McAllister, who is also the borough’s controller, has filled in part-time for the Board of Education since the district’s financial crisis last year.
Although many board members agreed the best solution for the district would be for McAllister to continue in the position full-time, McAllister said he was not interested in doing so.
The solution settles a disagreement among board members as to whether to hire a new business manager when McAllister, most members agreed, has been doing a great job.
Some thought he should continue in his current arrangement indefinitely while others thought the district needs a full-time position.
Board member Barbara Lewis pointed out that, although McAllister has brought important reforms to the office, working part-time, he simply can’t handle all the intricate details of overseeing contracts and other district issues.
“With a full-time business manager, they are not just business manager.
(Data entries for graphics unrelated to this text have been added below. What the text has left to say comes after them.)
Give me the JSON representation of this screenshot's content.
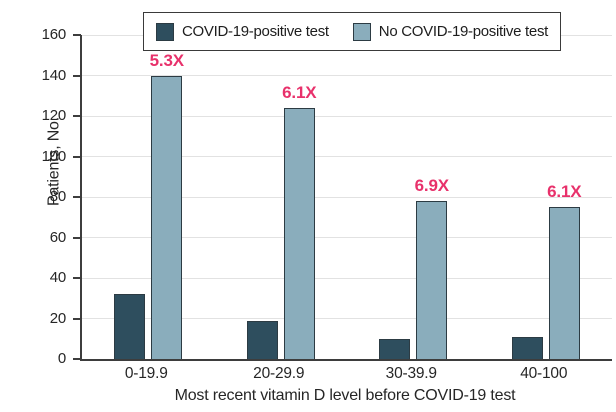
{
  "chart_data": {
    "type": "bar",
    "title": "",
    "xlabel": "Most recent vitamin D level before COVID-19 test",
    "ylabel": "Patients, No.",
    "categories": [
      "0-19.9",
      "20-29.9",
      "30-39.9",
      "40-100"
    ],
    "series": [
      {
        "name": "COVID-19-positive test",
        "color": "#2E4E5E",
        "values": [
          32,
          19,
          10,
          11
        ]
      },
      {
        "name": "No COVID-19-positive test",
        "color": "#8AADBC",
        "values": [
          140,
          124,
          78,
          75
        ]
      }
    ],
    "annotations": [
      "5.3X",
      "6.1X",
      "6.9X",
      "6.1X"
    ],
    "annotations_over_series": 1,
    "annotation_color": "#E8316B",
    "ylim": [
      0,
      160
    ],
    "ytick_step": 20,
    "grid": "horizontal",
    "legend_position": "top"
  }
}
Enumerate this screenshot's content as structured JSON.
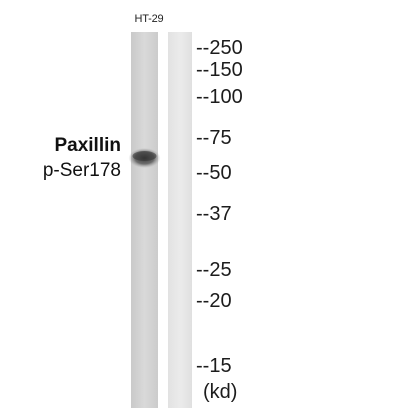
{
  "sample": "HT-29",
  "protein": {
    "name": "Paxillin",
    "site": "p-Ser178"
  },
  "markers": [
    {
      "label": "--250",
      "kd": 250
    },
    {
      "label": "--150",
      "kd": 150
    },
    {
      "label": "--100",
      "kd": 100
    },
    {
      "label": "--75",
      "kd": 75
    },
    {
      "label": "--50",
      "kd": 50
    },
    {
      "label": "--37",
      "kd": 37
    },
    {
      "label": "--25",
      "kd": 25
    },
    {
      "label": "--20",
      "kd": 20
    },
    {
      "label": "--15",
      "kd": 15
    }
  ],
  "unit": "(kd)",
  "colors": {
    "lane": "#d8d8d8",
    "band": "#3f3f3f",
    "background": "#ffffff"
  }
}
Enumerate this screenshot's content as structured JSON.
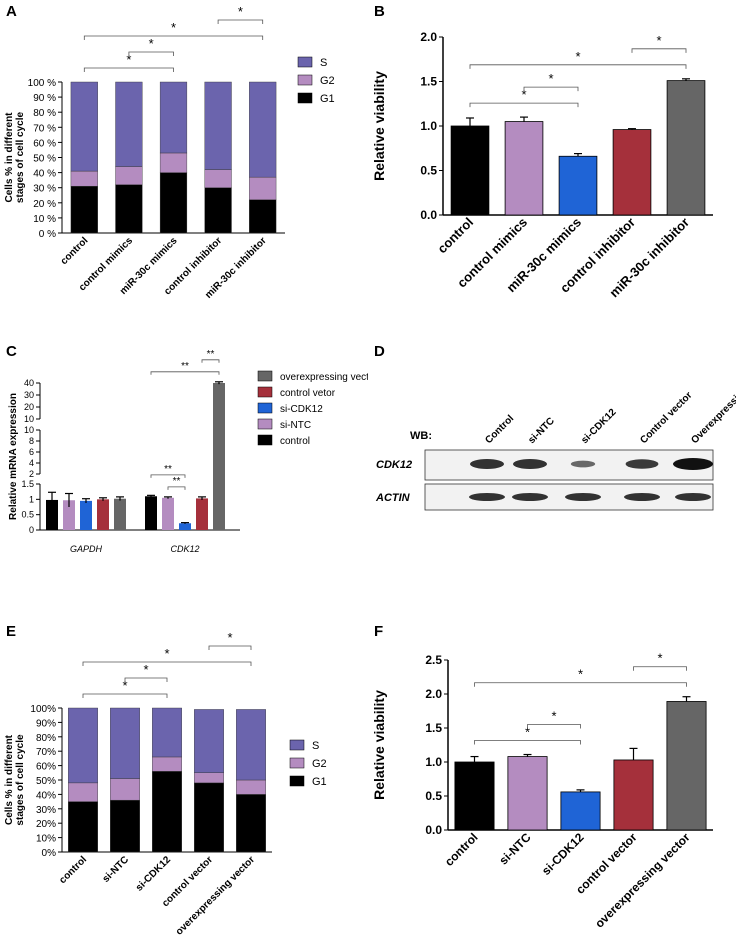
{
  "chart_data": [
    {
      "panel": "A",
      "type": "stacked_bar",
      "y_label": "Cells % in different stages of cell cycle",
      "categories": [
        "control",
        "control mimics",
        "miR-30c mimics",
        "control inhibitor",
        "miR-30c inhibitor"
      ],
      "series": [
        {
          "name": "G1",
          "color": "#000000",
          "values": [
            31,
            32,
            40,
            30,
            22
          ]
        },
        {
          "name": "G2",
          "color": "#b48cc0",
          "values": [
            10,
            12,
            13,
            12,
            15
          ]
        },
        {
          "name": "S",
          "color": "#6b64ad",
          "values": [
            59,
            56,
            47,
            58,
            63
          ]
        }
      ],
      "ylim": [
        0,
        100
      ],
      "yticks": [
        {
          "value": 0,
          "label": "0 %"
        },
        {
          "value": 10,
          "label": "10 %"
        },
        {
          "value": 20,
          "label": "20 %"
        },
        {
          "value": 30,
          "label": "30 %"
        },
        {
          "value": 40,
          "label": "40 %"
        },
        {
          "value": 50,
          "label": "50 %"
        },
        {
          "value": 60,
          "label": "60 %"
        },
        {
          "value": 70,
          "label": "70 %"
        },
        {
          "value": 80,
          "label": "80 %"
        },
        {
          "value": 90,
          "label": "90 %"
        },
        {
          "value": 100,
          "label": "100 %"
        }
      ],
      "significance": [
        {
          "text": "*",
          "between": [
            "control",
            "miR-30c mimics"
          ]
        },
        {
          "text": "*",
          "between": [
            "control mimics",
            "miR-30c mimics"
          ]
        },
        {
          "text": "*",
          "between": [
            "control",
            "miR-30c inhibitor"
          ]
        },
        {
          "text": "*",
          "between": [
            "control inhibitor",
            "miR-30c inhibitor"
          ]
        }
      ]
    },
    {
      "panel": "B",
      "type": "bar",
      "y_label": "Relative viability",
      "categories": [
        "control",
        "control mimics",
        "miR-30c mimics",
        "control inhibitor",
        "miR-30c inhibitor"
      ],
      "values": [
        1.0,
        1.05,
        0.66,
        0.96,
        1.51
      ],
      "errors": [
        0.09,
        0.05,
        0.03,
        0.01,
        0.02
      ],
      "colors": [
        "#000000",
        "#b48cc0",
        "#1f64d6",
        "#a5303b",
        "#666666"
      ],
      "ylim": [
        0,
        2
      ],
      "yticks": [
        {
          "value": 0,
          "label": "0.0"
        },
        0.5,
        {
          "value": 1,
          "label": "1.0"
        },
        1.5,
        {
          "value": 2,
          "label": "2.0"
        }
      ],
      "significance": [
        {
          "text": "*",
          "between": [
            "control",
            "miR-30c mimics"
          ]
        },
        {
          "text": "*",
          "between": [
            "control mimics",
            "miR-30c mimics"
          ]
        },
        {
          "text": "*",
          "between": [
            "control",
            "miR-30c inhibitor"
          ]
        },
        {
          "text": "*",
          "between": [
            "control inhibitor",
            "miR-30c inhibitor"
          ]
        }
      ]
    },
    {
      "panel": "C",
      "type": "grouped_bar",
      "y_label": "Relative mRNA expression",
      "categories": [
        "GAPDH",
        "CDK12"
      ],
      "series": [
        {
          "name": "control",
          "color": "#000000",
          "values": [
            0.98,
            1.1
          ],
          "errors": [
            0.25,
            0.03
          ]
        },
        {
          "name": "si-NTC",
          "color": "#b48cc0",
          "values": [
            0.97,
            1.05
          ],
          "errors": [
            0.22,
            0.03
          ]
        },
        {
          "name": "si-CDK12",
          "color": "#1f64d6",
          "values": [
            0.95,
            0.22
          ],
          "errors": [
            0.07,
            0.02
          ]
        },
        {
          "name": "control vetor",
          "color": "#a5303b",
          "values": [
            1.0,
            1.03
          ],
          "errors": [
            0.05,
            0.05
          ]
        },
        {
          "name": "overexpressing vector",
          "color": "#666666",
          "values": [
            1.02,
            40
          ],
          "errors": [
            0.06,
            1
          ]
        }
      ],
      "y_segments": [
        {
          "ylim": [
            0,
            1.5
          ],
          "yticks": [
            0,
            0.5,
            1,
            1.5
          ]
        },
        {
          "ylim": [
            2,
            10
          ],
          "yticks": [
            2,
            4,
            6,
            8,
            10
          ]
        },
        {
          "ylim": [
            10,
            40
          ],
          "yticks": [
            10,
            20,
            30,
            40
          ]
        }
      ],
      "significance": [
        {
          "text": "**",
          "group": "CDK12",
          "between": [
            "si-NTC",
            "si-CDK12"
          ]
        },
        {
          "text": "**",
          "group": "CDK12",
          "between": [
            "control",
            "si-CDK12"
          ]
        },
        {
          "text": "**",
          "group": "CDK12",
          "between": [
            "control",
            "overexpressing vector"
          ]
        },
        {
          "text": "**",
          "group": "CDK12",
          "between": [
            "control vetor",
            "overexpressing vector"
          ]
        }
      ]
    },
    {
      "panel": "E",
      "type": "stacked_bar",
      "y_label": "Cells % in different stages of cell cycle",
      "categories": [
        "control",
        "si-NTC",
        "si-CDK12",
        "control vector",
        "overexpressing vector"
      ],
      "series": [
        {
          "name": "G1",
          "color": "#000000",
          "values": [
            35,
            36,
            56,
            48,
            40
          ]
        },
        {
          "name": "G2",
          "color": "#b48cc0",
          "values": [
            13,
            15,
            10,
            7,
            10
          ]
        },
        {
          "name": "S",
          "color": "#6b64ad",
          "values": [
            52,
            49,
            34,
            44,
            49
          ]
        }
      ],
      "ylim": [
        0,
        100
      ],
      "yticks": [
        {
          "value": 0,
          "label": "0%"
        },
        {
          "value": 10,
          "label": "10%"
        },
        {
          "value": 20,
          "label": "20%"
        },
        {
          "value": 30,
          "label": "30%"
        },
        {
          "value": 40,
          "label": "40%"
        },
        {
          "value": 50,
          "label": "50%"
        },
        {
          "value": 60,
          "label": "60%"
        },
        {
          "value": 70,
          "label": "70%"
        },
        {
          "value": 80,
          "label": "80%"
        },
        {
          "value": 90,
          "label": "90%"
        },
        {
          "value": 100,
          "label": "100%"
        }
      ],
      "significance": [
        {
          "text": "*",
          "between": [
            "control",
            "si-CDK12"
          ]
        },
        {
          "text": "*",
          "between": [
            "si-NTC",
            "si-CDK12"
          ]
        },
        {
          "text": "*",
          "between": [
            "control",
            "overexpressing vector"
          ]
        },
        {
          "text": "*",
          "between": [
            "control vector",
            "overexpressing vector"
          ]
        }
      ]
    },
    {
      "panel": "F",
      "type": "bar",
      "y_label": "Relative viability",
      "categories": [
        "control",
        "si-NTC",
        "si-CDK12",
        "control vector",
        "overexpressing vector"
      ],
      "values": [
        1.0,
        1.08,
        0.56,
        1.03,
        1.89
      ],
      "errors": [
        0.08,
        0.03,
        0.03,
        0.17,
        0.07
      ],
      "colors": [
        "#000000",
        "#b48cc0",
        "#1f64d6",
        "#a5303b",
        "#666666"
      ],
      "ylim": [
        0,
        2.5
      ],
      "yticks": [
        {
          "value": 0,
          "label": "0.0"
        },
        0.5,
        {
          "value": 1,
          "label": "1.0"
        },
        1.5,
        {
          "value": 2,
          "label": "2.0"
        },
        2.5
      ],
      "significance": [
        {
          "text": "*",
          "between": [
            "control",
            "si-CDK12"
          ]
        },
        {
          "text": "*",
          "between": [
            "si-NTC",
            "si-CDK12"
          ]
        },
        {
          "text": "*",
          "between": [
            "control",
            "overexpressing vector"
          ]
        },
        {
          "text": "*",
          "between": [
            "control vector",
            "overexpressing vector"
          ]
        }
      ]
    }
  ],
  "blot": {
    "panel": "D",
    "label": "WB:",
    "columns": [
      "Control",
      "si-NTC",
      "si-CDK12",
      "Control vector",
      "Overexpressing vector"
    ],
    "rows": [
      "CDK12",
      "ACTIN"
    ]
  }
}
They are manager of the services, of the outside services,” Lewis said.
McAllister said when he was full-time business manager years ago, he put in about 50 hours per week.
“The central office is not functioning the way it should because we don’t have enough time in the day to do it,” Lewis said.
Extending McAllister’s contract does not resolve the dispute over the timeline for hiring a new business manager.
Some board members thought they should continue the search, which has already begun, and hire a new business manager next month, ahead of elections in May.
“[The new board is] not going to have the background or experience in order to be able to choose a new business manager, since they won’t know the background or basically the job,” board member Rocky Vitale said.
Others thought the search should be suspended until closer to the date McAllister will leave, allowing the new board to pick the business manager they will work with.
“I’ve met some of the candidates who are running for the new board. They all seem like very intelligent people who are very interested in serving. I realize there’s a certain learning curve, but I think they would have the intelligence, and the ability, and the capability to do interviews just as we would do them,” Heller said.
He pointed out that the two people most qualified to pick out the best candidate, the superintendent and business manager, will still be there to guide the new board.
“I realize we’re loosing a tremendous number of years of experience but you know I’m confident that we’ll be able to get the new people up to speed,” Heller said.
Board chair Kathleen Donovan said the board should just let the process take its natural course and whichever board is in office when they are ready to hire will make the decision.
“Both boards, I’m sure … are qualified to hire somebody,” Donovan said.
In the end, the board agreed to leave the decision up to Superintendent of Schools John Tindall-Gibson.
“There are some tremendous improvements going on in the business office right now, which Wayne is deftly handling, and there’s really value added to letting him complete that process,” Tindall-Gibson said.
He said they should wait and see how long it’s going to take for McAllister to finish what he wants to accomplish, and hire someone three months before he plans to leave.
“So, since you just extended his agreement six months, it seems to be that we could extend the process at least three months. … Let’s wait and see what it looks like at that point, and if we’re ready to go, go, and if we’re not, wait a little bit longer,” Tindall-Gibson said.
The only downside of the plan is that some candidates may end up taking other jobs before the district can offer them one, but that’s a risk they’ll have to take, Tindall-Gibson said.
“This will give us a chance to focus on the budget, adopt it, get municipal backing, and that way, the funding will be in place for this,” board member James Jordan said.
Everyone agreed that it is important for McAllister to work with the new hire for a few months, allowing their contracts to overlap.
“I’m a firm believer in transitioning and that it would benefit the board,” McAllister said.